Interpretive Summary: The tarnished plant bug, Lygus lineolaris, is a polyphagous, sap-feeder that causes significant economic damage in several field crops, especially cotton in the mid-southern United States. In 2020, it was reported that 4.8 million acres of cotton are infested by Lygus spp. in United States. A broad host range, polyphagous feeding behavior and high mobility of this pest along with resistance development to conventional pesticides helped them to establish as a significant pest of concern for cotton growers in the mid-south. Since the publication of a review by Layton (2000) on damage caused by Lygus lineolaris, many new studies have been published on the Lygus biology, ecology and integrated pest management strategies. A comprehensive review paper that summarizes these latest research developments and Lygus management strategies will be useful for researchers and cotton growers. In this review we report and discuss the latest developments in Lygus research and the new control strategies that has been developed in the last two decades.

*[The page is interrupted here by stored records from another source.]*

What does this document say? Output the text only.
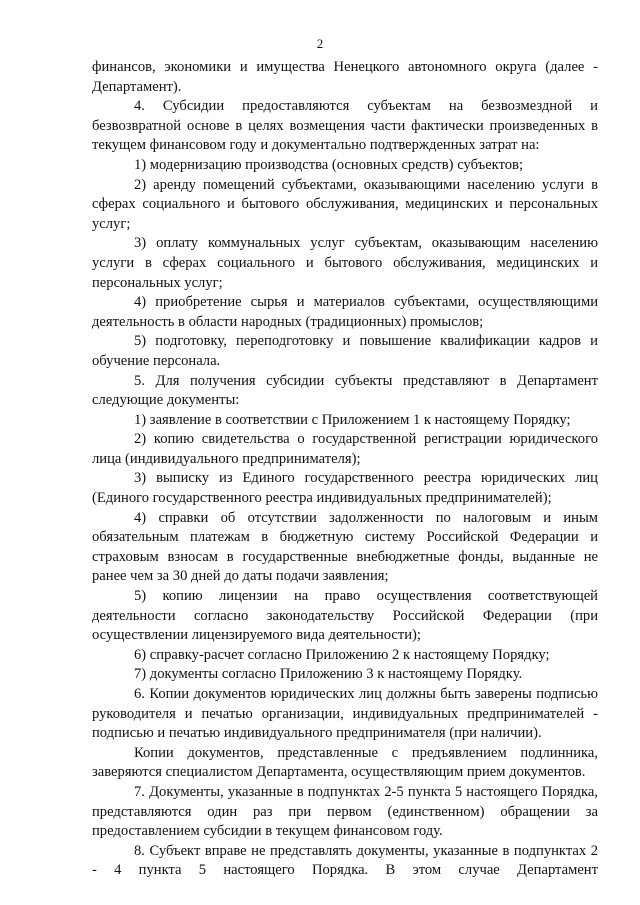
2

финансов, экономики и имущества Ненецкого автономного округа (далее - Департамент).

4. Субсидии предоставляются субъектам на безвозмездной и безвозвратной основе в целях возмещения части фактически произведенных в текущем финансовом году и документально подтвержденных затрат на:

1) модернизацию производства (основных средств) субъектов;

2) аренду помещений субъектами, оказывающими населению услуги в сферах социального и бытового обслуживания, медицинских и персональных услуг;

3) оплату коммунальных услуг субъектам, оказывающим населению услуги в сферах социального и бытового обслуживания, медицинских и персональных услуг;

4) приобретение сырья и материалов субъектами, осуществляющими деятельность в области народных (традиционных) промыслов;

5) подготовку, переподготовку и повышение квалификации кадров и обучение персонала.

5. Для получения субсидии субъекты представляют в Департамент следующие документы:

1) заявление в соответствии с Приложением 1 к настоящему Порядку;

2) копию свидетельства о государственной регистрации юридического лица (индивидуального предпринимателя);

3) выписку из Единого государственного реестра юридических лиц (Единого государственного реестра индивидуальных предпринимателей);

4) справки об отсутствии задолженности по налоговым и иным обязательным платежам в бюджетную систему Российской Федерации и страховым взносам в государственные внебюджетные фонды, выданные не ранее чем за 30 дней до даты подачи заявления;

5) копию лицензии на право осуществления соответствующей деятельности согласно законодательству Российской Федерации (при осуществлении лицензируемого вида деятельности);

6) справку-расчет согласно Приложению 2 к настоящему Порядку;

7) документы согласно Приложению 3 к настоящему Порядку.

6. Копии документов юридических лиц должны быть заверены подписью руководителя и печатью организации, индивидуальных предпринимателей - подписью и печатью индивидуального предпринимателя (при наличии).

Копии документов, представленные с предъявлением подлинника, заверяются специалистом Департамента, осуществляющим прием документов.

7. Документы, указанные в подпунктах 2-5 пункта 5 настоящего Порядка, представляются один раз при первом (единственном) обращении за предоставлением субсидии в текущем финансовом году.

8. Субъект вправе не представлять документы, указанные в подпунктах 2 - 4 пункта 5 настоящего Порядка. В этом случае Департамент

Technical Abstract: The tarnished plant bug, Lygus lineolaris (Palisot de Beauvois), (Hemiptera: Miridae) is considered the most damaging pest of cotton (Gossypium hirsutum L.) in the mid-southern United States, although it is established throughout the United States, southern Canada, and northern Mexico. The introduction of transgenic crops for the control of moths in the Heliothine complex and eradication of the boll weevil, Anthonomus grandis, from much of the United States led to greatly reduced pesticide use in cotton fields, which allowed L. lineolaris to emerge as a new primary pest of cotton in the mid-southern United States. Since the publication of a review by Layton (2000) on damage caused by Lygus lineolaris, many new studies have been published on the changes in host range, population dynamics, sampling methods and thresholds, cultural practices, sex pheromones and attractant blends, novel pesticides and insecticide resistance mechanisms, olfactory and feeding behaviors, introduction of biological control agents, host-plant resistance mechanisms, and new molecular and genetic tools for integrated pest management of Lygus species in cotton and other important crops. Here, we review and discuss the latest developments in L. lineolaris research in the last two decades.